Swisscom Trust Services - Trust Blog

6 Key Questions to Understand the Digital Credential Wallet Ecosystem

Written by Peter Amrhyn | 3/10/26 12:44 PM

Digital credential wallets are rapidly moving from concept to operational reality across Europe. As national and international initiatives mature, organizations are confronted with a fundamental shift in how digital trust is created, verified, and reused. The promise is compelling: faster onboarding, higher assurance, and better user experience. However, the underlying ecosystem introduces new responsibilities that go far beyond a simple technical integration. In this FAQ, we have collected 6 key questions you should be ableto answer if your organization wants to adopt digital credentials.

What are digital credential wallets, and why are they gaining importance?

Digital credential wallets allow individuals to store verified credentials, such as identity attributes, qualifications, or age proofs, and present them securely when needed.

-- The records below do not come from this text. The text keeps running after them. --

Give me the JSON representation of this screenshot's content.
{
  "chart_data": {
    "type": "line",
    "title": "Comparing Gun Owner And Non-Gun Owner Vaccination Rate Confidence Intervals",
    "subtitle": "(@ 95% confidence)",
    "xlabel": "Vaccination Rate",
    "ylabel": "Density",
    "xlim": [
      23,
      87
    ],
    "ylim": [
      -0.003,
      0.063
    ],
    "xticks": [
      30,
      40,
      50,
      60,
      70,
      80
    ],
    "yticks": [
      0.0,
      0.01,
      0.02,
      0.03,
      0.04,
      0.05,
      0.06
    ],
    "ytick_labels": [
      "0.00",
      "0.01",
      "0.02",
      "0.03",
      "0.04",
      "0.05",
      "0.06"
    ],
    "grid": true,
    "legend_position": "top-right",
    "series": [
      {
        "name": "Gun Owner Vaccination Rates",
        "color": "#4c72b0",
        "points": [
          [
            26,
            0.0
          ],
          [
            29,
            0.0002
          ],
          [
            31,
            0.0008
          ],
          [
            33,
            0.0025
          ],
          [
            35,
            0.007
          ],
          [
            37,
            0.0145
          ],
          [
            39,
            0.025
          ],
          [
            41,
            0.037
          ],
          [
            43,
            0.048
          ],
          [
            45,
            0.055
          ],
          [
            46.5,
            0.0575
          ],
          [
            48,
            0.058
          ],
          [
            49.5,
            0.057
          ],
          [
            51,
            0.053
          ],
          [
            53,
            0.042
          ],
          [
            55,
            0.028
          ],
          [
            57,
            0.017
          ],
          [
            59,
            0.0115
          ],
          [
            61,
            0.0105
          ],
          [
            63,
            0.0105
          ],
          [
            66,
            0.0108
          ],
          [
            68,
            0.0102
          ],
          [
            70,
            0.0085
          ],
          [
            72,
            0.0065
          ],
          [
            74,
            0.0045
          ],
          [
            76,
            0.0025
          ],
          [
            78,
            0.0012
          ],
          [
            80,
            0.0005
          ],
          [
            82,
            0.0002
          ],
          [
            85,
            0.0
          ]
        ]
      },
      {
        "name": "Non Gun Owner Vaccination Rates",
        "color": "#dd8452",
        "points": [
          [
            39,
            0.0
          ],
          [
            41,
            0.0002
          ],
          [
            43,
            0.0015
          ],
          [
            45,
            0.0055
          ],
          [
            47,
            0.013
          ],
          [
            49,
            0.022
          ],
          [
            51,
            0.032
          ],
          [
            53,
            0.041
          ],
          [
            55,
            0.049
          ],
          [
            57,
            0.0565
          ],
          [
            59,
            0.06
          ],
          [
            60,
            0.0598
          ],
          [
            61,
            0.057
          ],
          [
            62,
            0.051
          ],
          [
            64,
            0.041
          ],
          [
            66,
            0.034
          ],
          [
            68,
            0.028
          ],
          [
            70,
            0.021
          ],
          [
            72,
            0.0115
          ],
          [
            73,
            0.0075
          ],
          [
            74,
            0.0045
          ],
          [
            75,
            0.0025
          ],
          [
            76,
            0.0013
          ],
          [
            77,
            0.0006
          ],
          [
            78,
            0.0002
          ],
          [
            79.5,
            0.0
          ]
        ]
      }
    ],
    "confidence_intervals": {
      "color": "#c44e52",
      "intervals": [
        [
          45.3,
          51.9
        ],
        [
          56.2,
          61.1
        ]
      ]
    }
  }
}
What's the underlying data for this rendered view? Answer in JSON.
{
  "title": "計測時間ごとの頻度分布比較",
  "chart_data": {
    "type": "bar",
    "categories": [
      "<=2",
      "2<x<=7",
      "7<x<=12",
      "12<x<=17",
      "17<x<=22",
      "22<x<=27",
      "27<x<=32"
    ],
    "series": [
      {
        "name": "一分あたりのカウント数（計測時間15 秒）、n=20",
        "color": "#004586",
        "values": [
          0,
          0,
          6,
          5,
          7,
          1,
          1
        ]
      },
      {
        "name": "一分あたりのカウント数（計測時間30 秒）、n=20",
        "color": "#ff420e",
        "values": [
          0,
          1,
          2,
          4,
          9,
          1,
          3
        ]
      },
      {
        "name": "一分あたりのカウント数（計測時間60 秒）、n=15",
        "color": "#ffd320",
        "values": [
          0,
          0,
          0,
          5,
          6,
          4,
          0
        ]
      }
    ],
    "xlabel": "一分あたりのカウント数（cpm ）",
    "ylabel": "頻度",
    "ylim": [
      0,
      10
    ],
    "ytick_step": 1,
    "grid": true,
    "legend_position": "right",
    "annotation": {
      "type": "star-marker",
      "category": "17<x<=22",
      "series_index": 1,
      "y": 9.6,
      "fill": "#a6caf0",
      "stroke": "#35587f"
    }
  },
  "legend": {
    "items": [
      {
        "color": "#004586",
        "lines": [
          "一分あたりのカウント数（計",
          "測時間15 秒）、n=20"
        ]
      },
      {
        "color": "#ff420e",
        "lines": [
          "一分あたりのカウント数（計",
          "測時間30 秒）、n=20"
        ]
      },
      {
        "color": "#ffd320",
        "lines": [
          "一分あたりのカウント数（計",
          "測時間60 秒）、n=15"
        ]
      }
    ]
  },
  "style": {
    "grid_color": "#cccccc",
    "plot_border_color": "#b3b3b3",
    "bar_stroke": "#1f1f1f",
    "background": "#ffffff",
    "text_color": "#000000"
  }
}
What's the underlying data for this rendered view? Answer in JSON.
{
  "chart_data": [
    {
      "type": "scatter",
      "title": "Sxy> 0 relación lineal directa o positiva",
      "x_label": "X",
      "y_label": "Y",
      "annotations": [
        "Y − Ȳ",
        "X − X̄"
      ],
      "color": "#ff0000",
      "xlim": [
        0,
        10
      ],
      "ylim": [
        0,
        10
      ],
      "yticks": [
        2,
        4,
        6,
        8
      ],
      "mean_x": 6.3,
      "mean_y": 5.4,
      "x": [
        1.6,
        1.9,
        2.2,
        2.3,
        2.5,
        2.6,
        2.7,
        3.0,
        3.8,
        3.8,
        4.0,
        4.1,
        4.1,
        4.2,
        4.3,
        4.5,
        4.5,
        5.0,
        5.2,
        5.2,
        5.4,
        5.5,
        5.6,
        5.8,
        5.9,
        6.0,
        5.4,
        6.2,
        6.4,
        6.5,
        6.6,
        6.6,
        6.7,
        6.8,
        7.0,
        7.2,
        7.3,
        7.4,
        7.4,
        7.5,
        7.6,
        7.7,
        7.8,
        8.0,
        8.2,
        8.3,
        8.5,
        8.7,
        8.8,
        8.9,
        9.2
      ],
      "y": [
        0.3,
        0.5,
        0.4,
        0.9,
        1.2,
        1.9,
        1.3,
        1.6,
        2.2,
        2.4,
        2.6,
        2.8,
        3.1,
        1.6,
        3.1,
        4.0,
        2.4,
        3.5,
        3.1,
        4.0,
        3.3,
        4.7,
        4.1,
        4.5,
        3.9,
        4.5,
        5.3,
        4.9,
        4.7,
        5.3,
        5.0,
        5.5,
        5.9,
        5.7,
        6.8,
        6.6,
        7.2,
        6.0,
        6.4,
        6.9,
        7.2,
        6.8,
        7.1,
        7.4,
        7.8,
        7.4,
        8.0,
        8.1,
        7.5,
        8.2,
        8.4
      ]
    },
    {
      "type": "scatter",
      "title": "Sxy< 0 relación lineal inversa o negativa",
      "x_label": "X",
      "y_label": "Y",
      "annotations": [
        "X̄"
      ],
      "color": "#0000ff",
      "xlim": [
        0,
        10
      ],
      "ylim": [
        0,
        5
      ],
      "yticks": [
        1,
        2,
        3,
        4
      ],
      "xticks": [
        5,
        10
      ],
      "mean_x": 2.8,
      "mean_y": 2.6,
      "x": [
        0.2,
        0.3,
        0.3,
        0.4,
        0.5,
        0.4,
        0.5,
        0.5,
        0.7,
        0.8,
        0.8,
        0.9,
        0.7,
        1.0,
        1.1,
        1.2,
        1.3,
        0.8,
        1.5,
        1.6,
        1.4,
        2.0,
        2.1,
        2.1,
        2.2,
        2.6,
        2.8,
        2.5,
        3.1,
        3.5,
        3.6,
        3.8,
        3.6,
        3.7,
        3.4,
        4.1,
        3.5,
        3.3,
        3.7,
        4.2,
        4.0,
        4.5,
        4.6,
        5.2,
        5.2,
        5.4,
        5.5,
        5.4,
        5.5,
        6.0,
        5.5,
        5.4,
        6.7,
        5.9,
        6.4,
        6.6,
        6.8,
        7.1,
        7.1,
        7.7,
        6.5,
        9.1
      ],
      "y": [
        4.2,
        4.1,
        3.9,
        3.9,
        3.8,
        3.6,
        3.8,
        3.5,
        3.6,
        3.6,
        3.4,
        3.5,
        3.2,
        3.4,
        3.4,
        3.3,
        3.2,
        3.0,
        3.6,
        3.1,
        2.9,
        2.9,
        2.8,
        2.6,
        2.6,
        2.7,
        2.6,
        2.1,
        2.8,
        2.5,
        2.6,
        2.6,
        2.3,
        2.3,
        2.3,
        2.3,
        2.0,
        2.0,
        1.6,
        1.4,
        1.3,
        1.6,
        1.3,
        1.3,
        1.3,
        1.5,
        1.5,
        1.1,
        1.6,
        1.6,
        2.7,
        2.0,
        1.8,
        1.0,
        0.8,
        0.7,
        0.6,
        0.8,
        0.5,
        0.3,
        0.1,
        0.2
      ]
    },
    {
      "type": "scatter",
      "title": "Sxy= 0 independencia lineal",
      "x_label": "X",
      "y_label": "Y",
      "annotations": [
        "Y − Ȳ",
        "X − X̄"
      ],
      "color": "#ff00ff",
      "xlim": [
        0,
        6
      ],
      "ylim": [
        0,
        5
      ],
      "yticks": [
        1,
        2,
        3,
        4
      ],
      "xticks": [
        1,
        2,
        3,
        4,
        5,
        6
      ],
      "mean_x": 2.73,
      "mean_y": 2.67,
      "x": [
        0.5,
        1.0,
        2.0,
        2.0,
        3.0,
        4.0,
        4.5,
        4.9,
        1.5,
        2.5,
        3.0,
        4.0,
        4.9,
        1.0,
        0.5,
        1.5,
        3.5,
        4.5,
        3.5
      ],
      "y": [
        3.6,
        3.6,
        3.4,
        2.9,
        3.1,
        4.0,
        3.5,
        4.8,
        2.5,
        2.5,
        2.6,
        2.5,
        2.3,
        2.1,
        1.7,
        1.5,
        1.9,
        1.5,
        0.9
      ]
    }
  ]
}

Solutions like state-backed wallets in Switzerland and the EU are designed to work across sectors and borders. Their growing importance stems from their ability to facilitate repeated identity checks using reusable, high-assurance credentials. For businesses, this means faster onboarding, fewer manual checks, and improved user experience, particularly in banking, telecommunications, public services, and e-commerce.

The EUDI wallet, based on the eIDAS 2.0 regulation, makes digital identity available throughout the European Union. The Swiss pendant is swiyu – a wallet for e-ID and other electronic credentials. In addition to these government offerings, there are also private wallets.

How do digital credential wallets improve onboarding and compliance?

Digital credential wallets allow businesses to rely on credentials already verified by trusted issuers (e.g., government authorities), rather than uploading ID cards or going through cumbersome procedures. Customers can prove attributes like identity, address, or age in seconds. This accelerates onboarding and reduces drop-off rates. Organizations can meet regulatory requirements such as KYC and AML with greater assurance and less operational friction.

 

What complexity hides behind the apparent simplicity of wallets?

Although user interactions appear simple, wallet ecosystems introduce new roles, dependencies, and governance requirements. Organizations no longer operate in a bilateral relationship with the user alone. They become part of a broader trust ecosystem involving issuers, trust frameworks, and assurance models. This requires clarity on which credentials can be relied upon, at which assurance levels, and with what liability implications. Wallet adoption, therefore, brings organizational due diligence obligations alongside technical requirements. Legal and compliance teams must understand which credentials are acceptable for which regulatory purposes and how liability is handled. Security requirements such as cryptographic key management and fraud prevention add further layers of complexity. On the other hand, companies can already start to think about their processes and opportunities to improve process speed and convenience. 

Should organizations build wallet capabilities themselves or rely on partners?

Building wallet acceptance in-house includes certification, recurring audits, liability exposure, and continuous regulatory interpretation. Given that wallet ecosystems are still evolving, this level of long-term commitment is rarely justified for most organizations. Partnering with certified trust providers allows companies to enter the ecosystem pragmatically, capture early value, and remain flexible as standards and regulations mature. Certified partners already operate within recognized trust frameworks and offer proven, compliant infrastructure, reducing time to market and operational risk.


How does Swisscom support organizations in adopting credential wallets?

Swisscom Trust Services follows an end-to-end enablement approach rather than offering isolated tools. It starts with strategic wallet readiness assessments that help companies identify opportunities in existing processes where wallets might be applied, then supports organizational onboarding into trust ecosystems, defines process-level governance controls, and enables trusted verification and legally binding signatures. This modular approach allows organizations to adopt wallet-based trust step by step while remaining audit-ready and regulatorily defensible.